5-48, 2-27 away
26-26, 19-7 home

Nets never trail in beating Bobcats for second time

CHARLOTTE, N.C. -- The NBA's worst team was getting one easy basket after another in transition, hitting outside shots, getting key defensive stops and celebrating a rare victory.

Forgive the New Jersey Nets if they'd like a schedule change: More games with the Charlotte Bobcats, please.

Courtney Lee scored 21 points, Devin Harris added 17 and the Nets never trailed in beating Charlotte 103-94 on Tuesday night for only their fifth win of the season.

Sure, the Nets are 3-47 against the league's 28 other teams. But they're 2-1 against Charlotte, which began the night in sixth place in the Eastern Conference. The Bobcats were also was the first team to lose to New Jersey after its record 0-18 start.

"I have no idea," said Brook Lopez when asked to explain their mastery over a potential playoff team. "But I don't mind it at all."

Lopez scored 16 points before fouling out for the energized Nets (5-48), who snapped an eight-game losing streak, improved to 2-27 on the road and moved ahead of the pace of the 1972-73 Philadelphia 76ers, who finished an all-time NBA-worst 9-73.

Not a bad way to return from the All-Star break.

"I really think everybody really just got away from it and kind of refocused and forgot about the first part of the season," said Harris, who spent the time off at Disney World. "Guys came in ready to play and ready to go."

That certainly wasn't the case for the Bobcats (26-26), who spent the night watching the Nets get easy layups and dunks in a dismal effort that led to pockets of boos from their sparse home crowd.

"It was an embarrassing performance. We didn't compete," said All-Star Gerald Wallace, who got into early foul trouble. "They did, their confidence got going and they started making shots."

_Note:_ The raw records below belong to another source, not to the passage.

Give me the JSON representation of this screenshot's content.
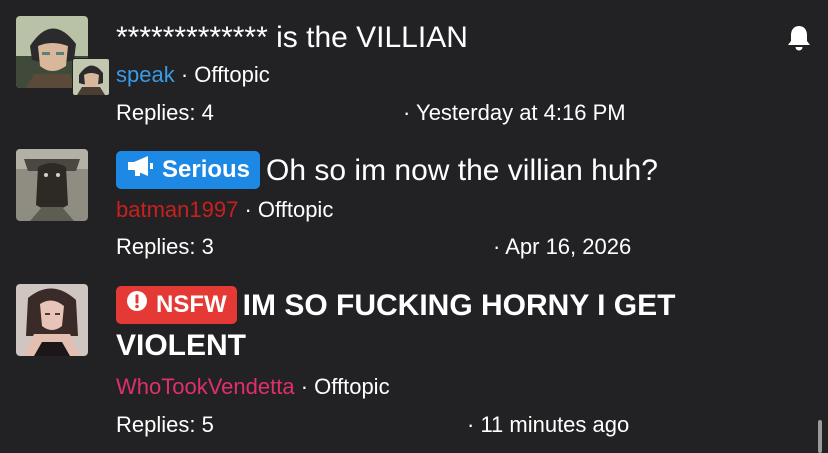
{
  "threads": [
    {
      "title": "************* is the VILLIAN",
      "author": "speak",
      "forum": "Offtopic",
      "replies": "Replies: 4",
      "date": "· Yesterday at 4:16 PM"
    },
    {
      "prefix": "Serious",
      "title": "Oh so im now the villian huh?",
      "author": "batman1997",
      "forum": "Offtopic",
      "replies": "Replies: 3",
      "date": "· Apr 16, 2026"
    },
    {
      "prefix": "NSFW",
      "title": "IM SO FUCKING HORNY I GET VIOLENT",
      "author": "WhoTookVendetta",
      "forum": "Offtopic",
      "replies": "Replies: 5",
      "date": "· 11 minutes ago"
    }
  ],
  "separator": "·",
  "icons": {
    "notification": "bell-icon",
    "serious_prefix": "megaphone-icon",
    "nsfw_prefix": "exclamation-circle-icon"
  },
  "colors": {
    "background": "#222224",
    "serious_prefix": "#1e88e5",
    "nsfw_prefix": "#e53935",
    "author_speak": "#3a9be6",
    "author_batman1997": "#c8201f",
    "author_whotookvendetta": "#e0306a"
  }
}
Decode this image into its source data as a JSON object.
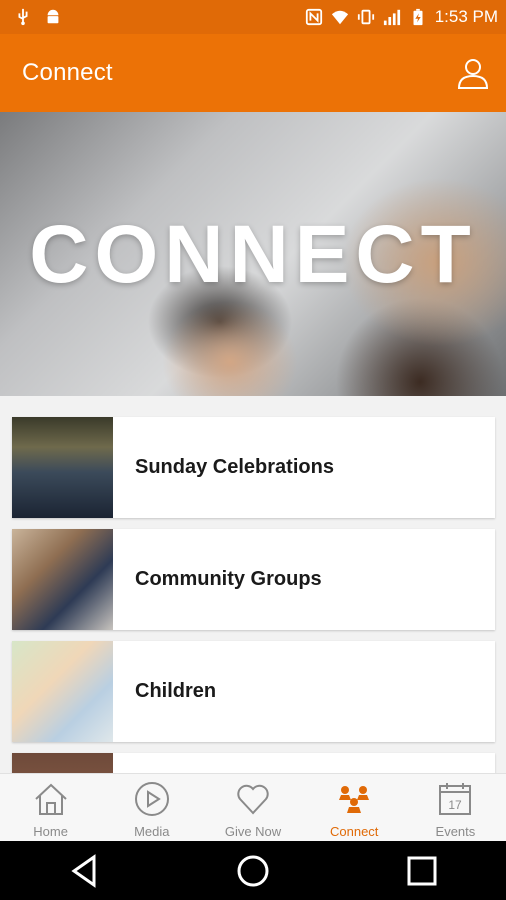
{
  "status_bar": {
    "time": "1:53 PM",
    "icons": [
      "usb-icon",
      "android-icon",
      "nfc-icon",
      "wifi-icon",
      "vibrate-icon",
      "signal-icon",
      "battery-charging-icon"
    ]
  },
  "app_bar": {
    "title": "Connect",
    "action_icon": "user-icon"
  },
  "hero": {
    "text": "CONNECT"
  },
  "list": {
    "items": [
      {
        "label": "Sunday Celebrations"
      },
      {
        "label": "Community Groups"
      },
      {
        "label": "Children"
      },
      {
        "label": ""
      }
    ]
  },
  "bottom_nav": {
    "items": [
      {
        "label": "Home",
        "icon": "home-icon"
      },
      {
        "label": "Media",
        "icon": "play-icon"
      },
      {
        "label": "Give Now",
        "icon": "heart-icon"
      },
      {
        "label": "Connect",
        "icon": "people-icon",
        "active": true
      },
      {
        "label": "Events",
        "icon": "calendar-icon",
        "day": "17"
      }
    ]
  },
  "colors": {
    "accent": "#ec7206",
    "status_bar": "#e06a07",
    "inactive": "#8a8a8a"
  }
}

Wallace had 21 points and 10 rebounds and Boris Diaw had 19 points and 10 rebounds, but the Bobcats allowed the NBA's worst-shooting and lowest-scoring team to shoot 52 percent.

It led to a somber atmosphere in the Charlotte locker room. Even the TV was turned off.

"Everybody is really down because it was the Nets but they are an NBA team," said Stephen Jackson, who scored 15 points but hit only 7 of 20 shots. "We didn't respect them and they came in and played a better game than we did. They played harder, they made shots."

Kris Humphries' jumper and dunk in the first 90 seconds of the fourth quarter put New Jersey ahead 88-75.

The Bobcats could never make a significant run, and Lopez's dunk with 4:22 left made it 96-86. After the Bobcats cut the lead to 98-93 and with Lopez on the bench with six fouls, Jarvis Hayes hit a 3-pointer with 58 seconds left to put it away.

Harris added nine assists and six rebounds and the Nets placed five players in double figures in a rare solid offensive performance. New Jersey came in averaging 89.8 points and 42 percent shooting from the field.

The Bobcats, who needed late-game heroics to beat struggling Washington and Minnesota in the two games before the All-Star break, couldn't mount a comeback this time.

"I told our coaches early in the game that I've seen this the last three weeks," Bobcats coach Larry Brown said. "I think we've lost a lot of defensive intensity."

The Nets blew an early 24-13 lead with similar miscues that have plagued their season -- a shot-clock violation, 8-second violation and Harris dribbling the ball off his foot out of bounds.

Jackson banked in a long jumper to beat the shot clock and tie it at 52 at halftime.

But the Charlotte run never happened. With Lee hitting from the outside and the Bobcats still not getting back on defense, the Nets built an 82-73 lead entering the fourth quarter.

Neither Bobcats owner Bob Johnson nor part-owner Michael Jordan were in their courtside seats a day after Brown said Jordan is doing everything he can to buy majority control of the team.

Maybe it was a good thing they missed the Nets win on the road for the first time since Dec. 8 at Chicago.

"We're going to try and build some momentum," center Josh Boone said. "That's what we need."

Game notes
With the Bobcats seeking a PF before the trade deadline, backup PG D.J. Augustin's name keeps coming up in trade talk. "You can't let it mess up your game or your focus," he said. "If it happens it happens." ... Nets C Tony Battie (illness) didn't make the trip. ... Nets coach Kiki Vandeweghe, who played for Brown at UCLA, called him "probably the best coach I've ever played for." ... Belmont Abbey routed Johnson & Wales 99-26 in a college matinee before the NBA game. Hayes sat in the stands watching his brother, Jonas, a Belmont Abbey assistant.